Custom instructions are a way to have ChatGPT “keep something in mind for all future conversations”. So I added custom instructions. They seemed to help but … who knows really:

I added a custom instruction which is added to every single ChatGPT request. It **seemed** to help add some tenacity.

It seemed to help: I feel like I saw it attempt 2–3 times before giving up again. I have yet to find a way for it to keep trying. I even experimented with prompts along the lines of “keep trying until the heat death of the universe, do not give up, ever, I will cancel it if I want to stop it”. But it didn’t make much difference. Or laugh at my silly joke.

My suggestions for how it could improve: better reliability, more tenacity

When your software suddenly finds itself in the inner loop of your workflow, reliability is paramount.

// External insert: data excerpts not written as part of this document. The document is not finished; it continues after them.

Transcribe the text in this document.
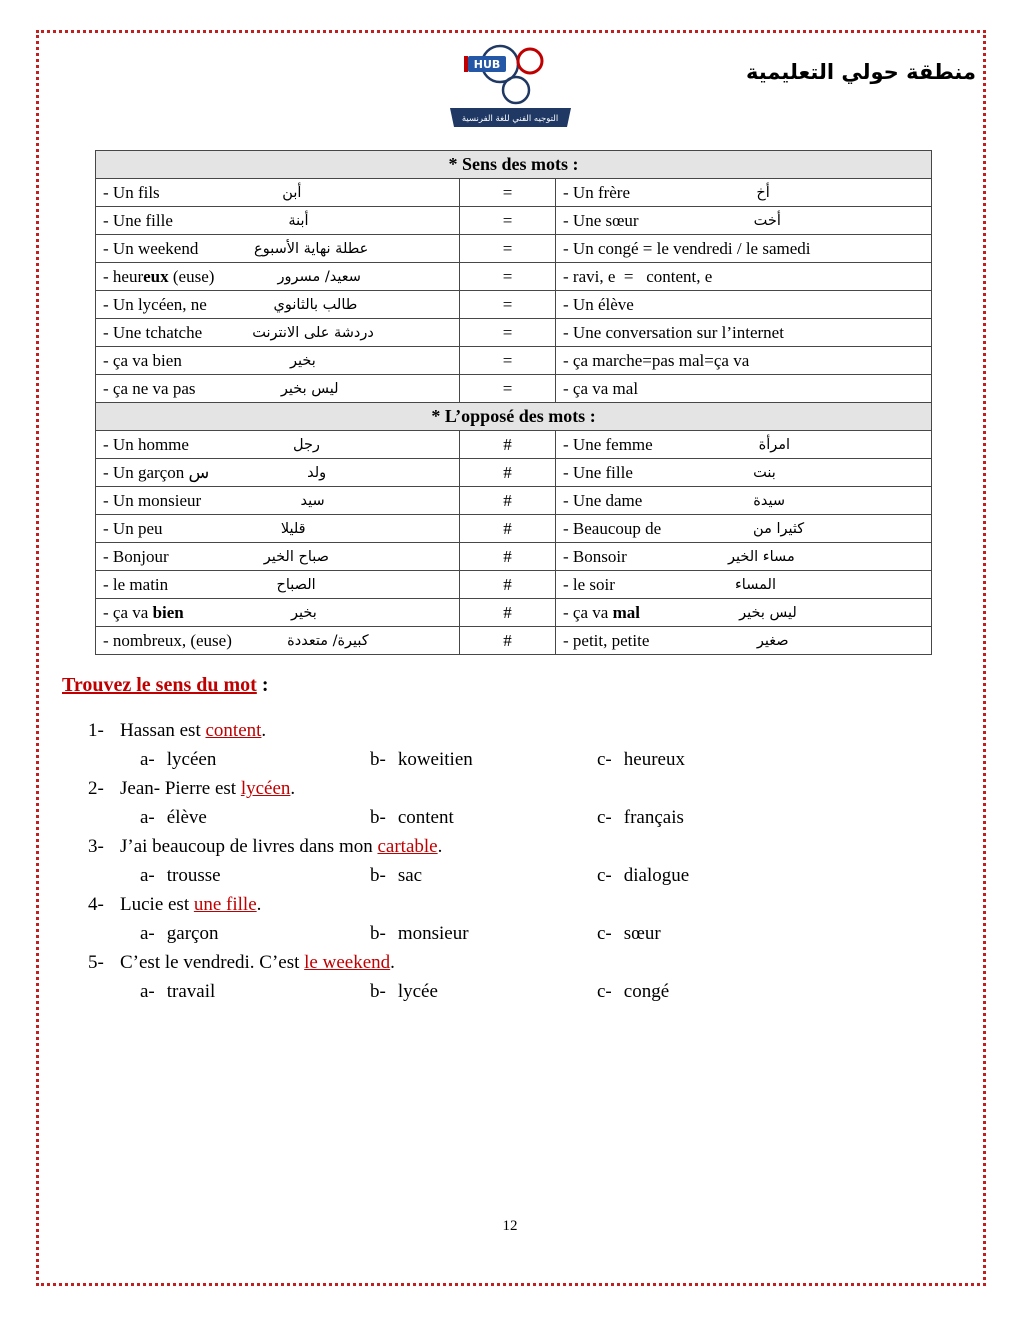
HUB
التوجيه الفني للغة الفرنسية
منطقة حولي التعليمية
* Sens des mots :		

- Un fils أبن	=	- Un frère أخ

- Une fille أبنة	=	- Une sœur أخت

- Un weekend عطلة نهاية الأسبوع	=	- Un congé = le vendredi / le samedi

- heureux (euse) سعيد/ مسرور	=	- ravi, e  =   content, e

- Un lycéen, ne طالب بالثانوي	=	- Un élève

- Une tchatche دردشة على الانترنت	=	- Une conversation sur l’internet

- ça va bien بخير	=	- ça marche=pas mal=ça va

- ça ne va pas ليس بخير	=	- ça va mal

* L’opposé des mots :		

- Un homme رجل	#	- Une femme امرأة

- Un garçon س ولد	#	- Une fille بنت

- Un monsieur سيد	#	- Une dame سيدة

- Un peu قليلا	#	- Beaucoup de كثيرا من

- Bonjour صباح الخير	#	- Bonsoir مساء الخير

- le matin الصباح	#	- le soir المساء

- ça va bien بخير	#	- ça va mal ليس بخير

- nombreux, (euse) كبيرة/ متعددة	#	- petit, petite صغير
Trouvez le sens du mot :
1- Hassan est content.
a- lycéen	b- koweitien	c- heureux
2- Jean- Pierre est lycéen.
a- élève	b- content	c- français
3- J’ai beaucoup de livres dans mon cartable.
a- trousse	b- sac	c- dialogue
4- Lucie est une fille.
a- garçon	b- monsieur	c- sœur
5- C’est le vendredi. C’est le weekend.
a- travail	b- lycée	c- congé
12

I think these are simply teething pains of early release software. I’m a huge fan of “release early and often”, and I know I’m on the bleeding edge, so it’s all good. But when your software suddenly finds itself in the inner loop of your workflow, reliability is paramount. Along those lines here are things I’d focus on if I were In Charge Of Stuff At OpenAI:

Fix the basic operational reliability issues where it appears to lose access to the files. This is table stakes for launch and it’s disappointing to experience such terrible reliability issues. (I can just hear my SRE mates wincing at this because there are so many situations where “fixing reliability” is a huge headache. I think we can assume that the team at OpenAI is stellar, they know about these issues because they have good telemetry, they’re already on it, and they have the right resources to improve quality, even if it’s unsexy and not a “launch” per se.)
Add tenacity: retry a bit more when it does fail. Across the usage of ChatGPT, if the bot can’t deliver the response due to connectivity issues or server issues, it just falls over, just like a web page from 20 years ago. There are standard ways to handle this more gracefully; it’d be great to see that under the goal of a smoother user experience.